In the first case, Michael Kimbrew, then a Congressional staffer, is alleged in 2015 to have offered to “make things happen” for a Compton, California marijuana dispensary. According to an extortion and bribery indictment unsealed following Kimbrew’s arrest on Wednesday, he is accused of telling an undercover FBI agent posing as a business partner of dispensary’s owners that he would “not send local or federal authorities to shut down” the marijuana operation. He also allegedly said he would not tell his boss, then-Congresswoman Janice Hahn, about the dispensary, thereby “eliminating the possibility that the Congress member would inform the FBI about [its] illegal activities.” He then accepted $5,000 in cash from the undercover FBI agent, the indictment says.

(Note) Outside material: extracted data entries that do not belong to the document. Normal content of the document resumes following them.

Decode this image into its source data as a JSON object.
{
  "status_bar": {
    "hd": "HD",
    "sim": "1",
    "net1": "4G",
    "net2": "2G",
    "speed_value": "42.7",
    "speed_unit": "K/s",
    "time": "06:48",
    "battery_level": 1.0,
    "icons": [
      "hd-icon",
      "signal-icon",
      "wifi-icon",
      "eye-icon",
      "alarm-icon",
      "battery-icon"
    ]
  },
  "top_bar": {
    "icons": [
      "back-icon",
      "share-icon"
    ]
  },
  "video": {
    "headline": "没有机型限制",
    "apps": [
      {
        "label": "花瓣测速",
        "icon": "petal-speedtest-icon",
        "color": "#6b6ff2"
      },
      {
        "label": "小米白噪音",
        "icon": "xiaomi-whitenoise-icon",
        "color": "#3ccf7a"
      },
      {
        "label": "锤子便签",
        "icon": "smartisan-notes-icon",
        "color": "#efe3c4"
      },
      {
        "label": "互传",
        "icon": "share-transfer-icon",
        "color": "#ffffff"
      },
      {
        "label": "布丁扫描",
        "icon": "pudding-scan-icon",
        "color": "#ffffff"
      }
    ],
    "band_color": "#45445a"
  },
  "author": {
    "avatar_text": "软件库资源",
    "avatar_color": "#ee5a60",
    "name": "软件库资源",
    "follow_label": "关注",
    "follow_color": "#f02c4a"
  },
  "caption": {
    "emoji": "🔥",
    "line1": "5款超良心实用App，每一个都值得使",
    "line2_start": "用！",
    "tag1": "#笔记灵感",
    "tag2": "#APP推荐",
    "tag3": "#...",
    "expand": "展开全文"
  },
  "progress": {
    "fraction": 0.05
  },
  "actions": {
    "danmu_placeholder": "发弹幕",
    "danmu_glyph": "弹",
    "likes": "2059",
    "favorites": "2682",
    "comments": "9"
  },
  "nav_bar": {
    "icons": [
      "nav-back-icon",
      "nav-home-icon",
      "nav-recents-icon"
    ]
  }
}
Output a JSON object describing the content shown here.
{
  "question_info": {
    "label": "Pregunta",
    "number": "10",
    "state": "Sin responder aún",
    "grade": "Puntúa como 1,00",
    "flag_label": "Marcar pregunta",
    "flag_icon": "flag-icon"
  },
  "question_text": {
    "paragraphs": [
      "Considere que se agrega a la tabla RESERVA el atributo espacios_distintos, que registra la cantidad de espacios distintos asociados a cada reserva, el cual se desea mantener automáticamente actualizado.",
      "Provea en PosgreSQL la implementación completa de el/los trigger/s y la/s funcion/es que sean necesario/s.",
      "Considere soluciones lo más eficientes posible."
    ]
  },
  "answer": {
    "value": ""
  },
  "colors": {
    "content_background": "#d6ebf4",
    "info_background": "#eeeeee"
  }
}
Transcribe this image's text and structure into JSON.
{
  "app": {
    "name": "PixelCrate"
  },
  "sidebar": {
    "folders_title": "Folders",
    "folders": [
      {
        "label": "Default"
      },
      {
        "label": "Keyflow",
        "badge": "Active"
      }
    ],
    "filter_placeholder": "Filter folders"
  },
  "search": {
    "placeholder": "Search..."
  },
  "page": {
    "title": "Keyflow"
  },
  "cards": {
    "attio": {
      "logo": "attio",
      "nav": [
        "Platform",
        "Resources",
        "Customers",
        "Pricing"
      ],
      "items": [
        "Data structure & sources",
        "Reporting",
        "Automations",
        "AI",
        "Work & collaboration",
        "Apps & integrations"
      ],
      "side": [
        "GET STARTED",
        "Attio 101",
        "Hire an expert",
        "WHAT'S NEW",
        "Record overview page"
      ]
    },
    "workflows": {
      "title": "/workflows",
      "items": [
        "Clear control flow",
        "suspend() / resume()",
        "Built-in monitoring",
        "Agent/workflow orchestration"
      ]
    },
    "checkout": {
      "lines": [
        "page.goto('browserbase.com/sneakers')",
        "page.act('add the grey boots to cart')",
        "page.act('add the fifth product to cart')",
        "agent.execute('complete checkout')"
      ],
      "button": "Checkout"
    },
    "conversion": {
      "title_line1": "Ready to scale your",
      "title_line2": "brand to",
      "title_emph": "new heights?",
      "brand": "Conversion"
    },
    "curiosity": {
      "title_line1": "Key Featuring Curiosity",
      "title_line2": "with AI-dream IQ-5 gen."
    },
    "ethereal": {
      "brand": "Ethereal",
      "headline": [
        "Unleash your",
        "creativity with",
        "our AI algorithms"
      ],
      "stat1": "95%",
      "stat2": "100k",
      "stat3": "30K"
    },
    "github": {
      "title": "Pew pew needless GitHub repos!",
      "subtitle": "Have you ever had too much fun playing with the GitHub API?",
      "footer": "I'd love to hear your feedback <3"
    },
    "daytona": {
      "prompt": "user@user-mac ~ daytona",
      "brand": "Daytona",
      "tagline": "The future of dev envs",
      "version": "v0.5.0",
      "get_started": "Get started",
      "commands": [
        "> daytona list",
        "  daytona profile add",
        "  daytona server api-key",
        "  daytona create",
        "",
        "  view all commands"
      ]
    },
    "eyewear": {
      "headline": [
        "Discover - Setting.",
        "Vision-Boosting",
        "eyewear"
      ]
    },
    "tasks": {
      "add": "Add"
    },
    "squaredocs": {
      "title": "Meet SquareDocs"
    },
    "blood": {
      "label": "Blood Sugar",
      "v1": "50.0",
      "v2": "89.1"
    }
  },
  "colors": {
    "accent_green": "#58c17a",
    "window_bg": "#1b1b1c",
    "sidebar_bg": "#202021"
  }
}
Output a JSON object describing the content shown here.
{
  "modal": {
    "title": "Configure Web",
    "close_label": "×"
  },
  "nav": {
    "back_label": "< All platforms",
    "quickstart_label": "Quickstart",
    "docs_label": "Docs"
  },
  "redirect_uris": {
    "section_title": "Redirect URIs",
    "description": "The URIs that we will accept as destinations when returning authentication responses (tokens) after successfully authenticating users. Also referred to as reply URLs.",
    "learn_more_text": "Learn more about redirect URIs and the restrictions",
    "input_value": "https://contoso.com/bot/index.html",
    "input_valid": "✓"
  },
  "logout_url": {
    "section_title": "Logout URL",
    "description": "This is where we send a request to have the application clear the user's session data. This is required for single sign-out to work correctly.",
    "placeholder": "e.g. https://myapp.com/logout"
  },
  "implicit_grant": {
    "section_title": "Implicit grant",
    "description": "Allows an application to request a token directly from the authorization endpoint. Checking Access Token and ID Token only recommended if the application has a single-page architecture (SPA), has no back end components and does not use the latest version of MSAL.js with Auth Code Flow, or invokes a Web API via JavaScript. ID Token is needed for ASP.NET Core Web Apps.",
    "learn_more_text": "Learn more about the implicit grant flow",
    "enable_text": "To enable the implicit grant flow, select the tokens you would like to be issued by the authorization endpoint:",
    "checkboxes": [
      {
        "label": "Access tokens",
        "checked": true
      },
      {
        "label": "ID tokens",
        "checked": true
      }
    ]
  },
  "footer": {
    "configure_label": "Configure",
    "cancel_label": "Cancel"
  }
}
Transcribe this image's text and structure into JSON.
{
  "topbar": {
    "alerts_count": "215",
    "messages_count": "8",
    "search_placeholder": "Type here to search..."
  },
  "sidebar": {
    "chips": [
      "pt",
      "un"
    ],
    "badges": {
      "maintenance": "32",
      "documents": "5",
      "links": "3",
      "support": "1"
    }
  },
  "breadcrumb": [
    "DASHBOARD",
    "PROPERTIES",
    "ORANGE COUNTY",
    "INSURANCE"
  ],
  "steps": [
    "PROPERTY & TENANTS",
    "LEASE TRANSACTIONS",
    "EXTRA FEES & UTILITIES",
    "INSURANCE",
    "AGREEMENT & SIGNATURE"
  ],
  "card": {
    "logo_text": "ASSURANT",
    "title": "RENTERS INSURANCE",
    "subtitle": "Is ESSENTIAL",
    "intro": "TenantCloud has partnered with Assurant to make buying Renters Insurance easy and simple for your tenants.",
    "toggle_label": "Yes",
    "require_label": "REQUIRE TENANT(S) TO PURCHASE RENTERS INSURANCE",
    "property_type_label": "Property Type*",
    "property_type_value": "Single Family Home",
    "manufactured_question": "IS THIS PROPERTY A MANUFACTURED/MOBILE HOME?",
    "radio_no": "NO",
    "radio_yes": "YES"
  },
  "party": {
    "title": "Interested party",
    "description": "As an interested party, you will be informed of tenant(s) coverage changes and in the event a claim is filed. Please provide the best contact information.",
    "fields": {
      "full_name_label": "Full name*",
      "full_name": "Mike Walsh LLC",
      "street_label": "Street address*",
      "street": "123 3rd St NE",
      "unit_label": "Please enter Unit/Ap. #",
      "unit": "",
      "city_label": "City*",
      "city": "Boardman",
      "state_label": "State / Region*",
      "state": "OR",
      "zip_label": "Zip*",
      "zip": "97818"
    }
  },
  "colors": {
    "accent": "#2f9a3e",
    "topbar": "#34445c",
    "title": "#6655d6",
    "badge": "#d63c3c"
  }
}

A second case, announced Thursday, concerns three Michigan men who are accused of trying to bribe Garden City, Michigan officials into changing local ordinances so they could obtain a license to cultivate medical cannabis. The indictment against them alleges that they offered bribes, including an ongoing monthly cut of marijuana profits, in exchange for the needed changes and approvals. One of the defendants even allegedly offered to “buy a police car and pay for one police officer’s yearly wages” as part of the scheme.
The two cases don’t appear to be directly related, but the near-simultaneous timing of their announcement suggests a possible enforcement trend and is perhaps a sign of things to come.
The actions come less than a week after an internal U.S. Department of Justice task force was due to submit marijuana enforcement policy recommendations to Sessions. The attorney general, a longtime ardent opponent of legalization, hasn’t released the task forces’s findings, but said last week that he has “been acting on [its] recommendations to set the policy of the Department” and “look[s] forward to taking additional steps towards ensuring safer communities for all Americans.”
At least one U.S. senator is pressing the Justice Department to make the recommendations public. Also, last month, apparently as part of the federal government’s review of marijuana policies, representatives from several agencies held secret meetings with state and local officials in Colorado.
If the Trump administration is to launch a broad marijuana crackdown — and there is still no clarity about whether it in fact intends to do so despite a series of concerning comments from Sessions and other officials — legalization advocates and industry participants would surely prefer that law enforcement use its limited resources to go after people who are not acting in accordance with state laws, as those in the two new cases are accused of doing, than to target licensed businesses that are following local policies.
During the first term of the Obama administration, federal prosecutors in a number of states filed cases against state-legal medical cannabis businesses and in some instances even sent threat letters to public officials who were considering enacting marijuana law reforms.
Following President Obama’s reelection and Colorado and Washington State’s voting to legalize marijuana, the Justice Department issued guidance — known as the Cole Memo — that gave states a roadmap for avoiding federal interference with their cannabis laws.
That policy remains in effect, for now, but Sessions has said it is under review.